The simplest explanation is rationalization. If it's a mater of"fate" or chance, the smoker, overeater, etc. has no reason to change their habits (and most of them like/enjoy/are hokked on their present habits).

Never underestimate the power of the mind to practice self-deception.

Certainly, doing science (including ,in this case, also applying science in the form of medicine) and communicating science are activities that require different skill sets.

While there is nothing to prevent good communicators from choosing science as a career, science education in general doesn't do much to develop communication skills, and when there is some training, it is usually aimed at improving communication within the scientific community (writing better papers, giving better talks etc.) rather than how to get a scientific message across to the lay person.

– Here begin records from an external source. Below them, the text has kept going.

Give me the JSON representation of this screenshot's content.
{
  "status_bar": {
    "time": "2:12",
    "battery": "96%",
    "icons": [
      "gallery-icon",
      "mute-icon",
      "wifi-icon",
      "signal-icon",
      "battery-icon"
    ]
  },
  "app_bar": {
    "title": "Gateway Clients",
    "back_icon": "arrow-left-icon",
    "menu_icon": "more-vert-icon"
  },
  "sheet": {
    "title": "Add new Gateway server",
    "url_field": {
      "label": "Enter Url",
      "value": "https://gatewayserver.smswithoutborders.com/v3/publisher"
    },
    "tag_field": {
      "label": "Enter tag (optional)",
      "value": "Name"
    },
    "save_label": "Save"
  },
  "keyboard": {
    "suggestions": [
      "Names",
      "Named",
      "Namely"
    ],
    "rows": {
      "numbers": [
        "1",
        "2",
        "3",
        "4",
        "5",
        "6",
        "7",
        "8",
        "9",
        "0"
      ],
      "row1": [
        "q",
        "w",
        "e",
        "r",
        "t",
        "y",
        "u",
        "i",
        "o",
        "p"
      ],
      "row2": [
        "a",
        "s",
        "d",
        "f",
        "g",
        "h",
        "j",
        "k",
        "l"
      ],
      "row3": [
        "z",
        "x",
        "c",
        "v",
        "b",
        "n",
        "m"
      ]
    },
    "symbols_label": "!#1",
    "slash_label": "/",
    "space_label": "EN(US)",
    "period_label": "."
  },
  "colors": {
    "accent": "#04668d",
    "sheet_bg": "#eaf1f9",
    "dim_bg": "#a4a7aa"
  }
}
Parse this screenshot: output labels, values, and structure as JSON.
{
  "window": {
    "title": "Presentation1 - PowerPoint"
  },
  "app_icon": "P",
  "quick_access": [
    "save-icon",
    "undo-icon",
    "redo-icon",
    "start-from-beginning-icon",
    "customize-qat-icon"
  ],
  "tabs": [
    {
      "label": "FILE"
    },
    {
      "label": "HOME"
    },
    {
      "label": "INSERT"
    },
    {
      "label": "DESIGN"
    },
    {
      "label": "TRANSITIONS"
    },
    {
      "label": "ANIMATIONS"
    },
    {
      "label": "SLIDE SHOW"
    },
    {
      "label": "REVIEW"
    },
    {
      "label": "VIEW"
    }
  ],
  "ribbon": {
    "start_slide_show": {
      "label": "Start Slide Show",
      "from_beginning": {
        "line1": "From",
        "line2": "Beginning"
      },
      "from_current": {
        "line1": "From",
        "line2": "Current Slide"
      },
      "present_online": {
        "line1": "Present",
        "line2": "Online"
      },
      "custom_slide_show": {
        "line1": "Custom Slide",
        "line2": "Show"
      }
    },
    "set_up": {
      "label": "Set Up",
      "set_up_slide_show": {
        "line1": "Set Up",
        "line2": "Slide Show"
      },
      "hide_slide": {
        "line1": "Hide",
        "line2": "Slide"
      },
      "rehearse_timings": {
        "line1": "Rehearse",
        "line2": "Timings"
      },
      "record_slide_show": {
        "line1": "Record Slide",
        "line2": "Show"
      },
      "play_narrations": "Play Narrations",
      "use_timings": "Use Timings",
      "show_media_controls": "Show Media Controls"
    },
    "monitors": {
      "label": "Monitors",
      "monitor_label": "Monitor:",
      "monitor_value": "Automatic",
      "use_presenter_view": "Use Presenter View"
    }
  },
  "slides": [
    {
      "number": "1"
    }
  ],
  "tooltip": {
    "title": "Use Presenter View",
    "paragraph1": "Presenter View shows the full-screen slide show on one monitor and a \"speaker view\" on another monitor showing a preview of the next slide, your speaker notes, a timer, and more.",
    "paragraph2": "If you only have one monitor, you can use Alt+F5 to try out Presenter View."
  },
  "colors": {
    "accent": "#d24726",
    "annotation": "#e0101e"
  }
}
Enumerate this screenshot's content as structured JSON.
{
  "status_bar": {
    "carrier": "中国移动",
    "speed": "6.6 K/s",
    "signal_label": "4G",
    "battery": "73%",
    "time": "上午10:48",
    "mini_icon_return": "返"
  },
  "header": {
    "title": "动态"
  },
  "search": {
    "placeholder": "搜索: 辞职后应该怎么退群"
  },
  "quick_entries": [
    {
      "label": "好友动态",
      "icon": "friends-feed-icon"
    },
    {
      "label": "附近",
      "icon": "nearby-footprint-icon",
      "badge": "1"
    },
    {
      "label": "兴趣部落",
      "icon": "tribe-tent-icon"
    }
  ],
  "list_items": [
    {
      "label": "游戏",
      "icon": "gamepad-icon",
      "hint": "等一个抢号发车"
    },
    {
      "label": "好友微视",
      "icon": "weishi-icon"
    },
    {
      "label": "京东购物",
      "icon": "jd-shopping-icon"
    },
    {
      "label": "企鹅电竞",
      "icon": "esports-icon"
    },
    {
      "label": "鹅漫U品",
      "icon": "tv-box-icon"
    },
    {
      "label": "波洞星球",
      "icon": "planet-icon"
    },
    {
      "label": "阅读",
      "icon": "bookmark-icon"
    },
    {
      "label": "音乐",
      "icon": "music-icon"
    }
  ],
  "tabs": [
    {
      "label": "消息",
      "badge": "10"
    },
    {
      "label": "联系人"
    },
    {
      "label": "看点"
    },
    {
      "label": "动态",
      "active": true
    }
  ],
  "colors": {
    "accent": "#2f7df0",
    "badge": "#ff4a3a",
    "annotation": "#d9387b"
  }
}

This particular case, communicating about risk, actually parallels the one about alternative therapies. From the perspective of the individual, it is so easy to say: "I don't care what your randomised double-blind studies say - Wendy feels much better after her homeopathy treatment, so that's the truth to me!"

(This from someone whose significant woman both smokes, albeit very little, and believes in homeopathy to a degree. None of my explaining about how we reach rational conclusions about those things have affected her opinions very much. After five years of trying to communicate this in different ways but not succeeding, a completely rational person would of course say that this nutcase isn't worth the trouble and give up, either the convincing or the relationship. However, even those of with a science background aren't completely rational about everything...)

Never underestimate the power of the mind to practice self-deception.

Indeed - or the power of addiction to mess with your ability to make rational decisions. And I say that as a smoker with no intention of quitting. I know it's irrational, but the psychology of addiction is such that I'd rather be irrational than change a fundamental aspect of my thinking.

Another thing that occurred to me about this study is that genetic predisposition appears to be a factor in many cancers - you could call that "fate" and not be too far wrong.

Furthermore, this was a survey, not actual science, and all we know about it, as far as I can find out, is from the press release, which as you will see, Agence France-Presse has basicaly copied out. We can't actually tell what questions were asked of whom; let's hope it was a bit more scientific than the bottom left-hand corner of the home page of Cancer Research UK suggests.

In fact, as far as I can tell from the press release archive, this survey was done more than a year ago - see press release in Jan 06 on the subject - and the new release was just intended as a reminder about their Reduce the Risk campaign.

By potentilla (not verified) on 09 Jan 2007 #permalink

Renee- Ha! Vegetarians = health conscious. If only that were true. Another fallacy. My boyfriend and I are both vegetarian and you'll still find us stuffing our faces in front of the tv most nights. When I'm fifty and I keel over I'll probably still find that hilarious.